Kaposi's sarcoma-associated herpesvirus latent protein LANA interacts with HIF-1α to upregulate RTA expression during hypoxia:: Latency control under low oxygen conditions

Hypoxia can induce lytic replication of Kaposi's sarcoma-associated herpesvirus (KSHV) in primary effusion lymphoma (PEL) cells. However, the molecular mechanism of lytic reactivation of KSHV by hypoxia remains unclear.
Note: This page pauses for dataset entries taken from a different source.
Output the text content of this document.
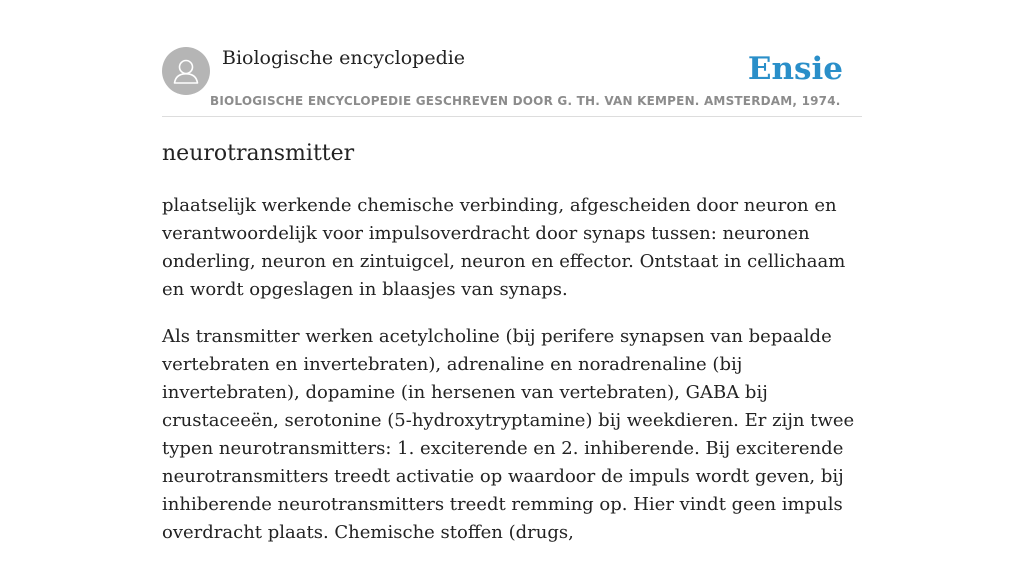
Biologische encyclopedie	Ensie
BIOLOGISCHE ENCYCLOPEDIE GESCHREVEN DOOR G. TH. VAN KEMPEN. AMSTERDAM, 1974.
neurotransmitter

plaatselijk werkende chemische verbinding, afgescheiden door neuron en verantwoordelijk voor impulsoverdracht door synaps tussen: neuronen onderling, neuron en zintuigcel, neuron en effector. Ontstaat in cellichaam en wordt opgeslagen in blaasjes van synaps.

Als transmitter werken acetylcholine (bij perifere synapsen van bepaalde vertebraten en invertebraten), adrenaline en noradrenaline (bij invertebraten), dopamine (in hersenen van vertebraten), GABA bij crustaceeën, serotonine (5-hydroxytryptamine) bij weekdieren. Er zijn twee typen neurotransmitters: 1. exciterende en 2. inhiberende. Bij exciterende neurotransmitters treedt activatie op waardoor de impuls wordt geven, bij inhiberende neurotransmitters treedt remming op. Hier vindt geen impuls overdracht plaats. Chemische stoffen (drugs,
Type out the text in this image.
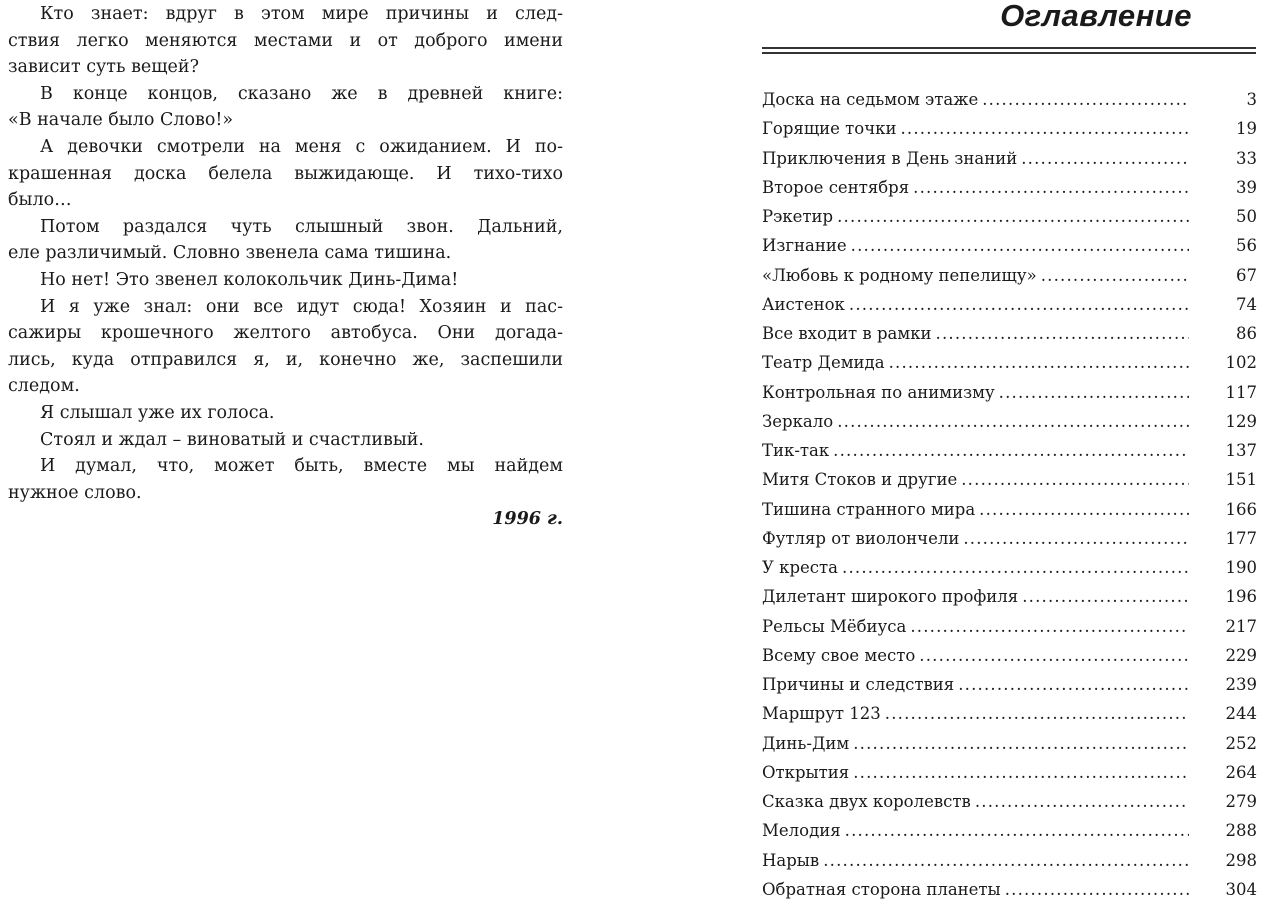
Кто знает: вдруг в этом мире причины и след-
ствия легко меняются местами и от доброго имени
зависит суть вещей?
В конце концов, сказано же в древней книге:
«В начале было Слово!»
А девочки смотрели на меня с ожиданием. И по-
крашенная доска белела выжидающе. И тихо-тихо
было…
Потом раздался чуть слышный звон. Дальний,
еле различимый. Словно звенела сама тишина.
Но нет! Это звенел колокольчик Динь-Дима!
И я уже знал: они все идут сюда! Хозяин и пас-
сажиры крошечного желтого автобуса. Они догада-
лись, куда отправился я, и, конечно же, заспешили
следом.
Я слышал уже их голоса.
Стоял и ждал – виноватый и счастливый.
И думал, что, может быть, вместе мы найдем
нужное слово.
1996 г.
Оглавление
Доска на седьмом этаже .....	3
Горящие точки .....	19
Приключения в День знаний .....	33
Второе сентября .....	39
Рэкетир .....	50
Изгнание .....	56
«Любовь к родному пепелищу» .....	67
Аистенок .....	74
Все входит в рамки .....	86
Театр Демида .....	102
Контрольная по анимизму .....	117
Зеркало .....	129
Тик-так .....	137
Митя Стоков и другие .....	151
Тишина странного мира .....	166
Футляр от виолончели .....	177
У креста .....	190
Дилетант широкого профиля .....	196
Рельсы Мёбиуса .....	217
Всему свое место .....	229
Причины и следствия .....	239
Маршрут 123 .....	244
Динь-Дим .....	252
Открытия .....	264
Сказка двух королевств .....	279
Мелодия .....	288
Нарыв .....	298
Обратная сторона планеты .....	304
Here we show that the latency-associated nuclear antigen (LANA), which plays a crucial role in modulating viral and cellular gene expression, directly associated with a low oxygen responder, hypoxia-inducible factor-1 alpha (HIF-1 alpha). LANA enhanced not only the transcriptional activities of HIF-1 alpha but also its mRNA level. Coimmunoprecipitation and immunotluorescence studies documented a physical interaction between LANA and HIF-1 alpha in transiently transfected 293T cells as well as in PEL cell lines during hypoxia. Through sequence analysis, several putative hypoxia response elements (HRE-1 to -6) were identified in the essential lytic gene Rta promoter. Reporter assays showed that HRE-2 (-1130 to -1123) and HRE-5 and HRE-6 (+234 to +241 and +812 to +820, respectively, within the intron sequence) were necessary and sufficient for the LANA-mediated HIF-1 alpha response. Electrophoretic mobility shift assays showed HIF-1 alpha dependent binding of a LANA protein complex specifically to the HRE-2, -5, and -6 motifs within the promoter regulatory sequences. This study demonstrates that hypoxia-induced KSHV lytic replication is mediated at least in part through cooperation of HIF-1 alpha with LANA bound to the HRE motifs of the Rta promoter.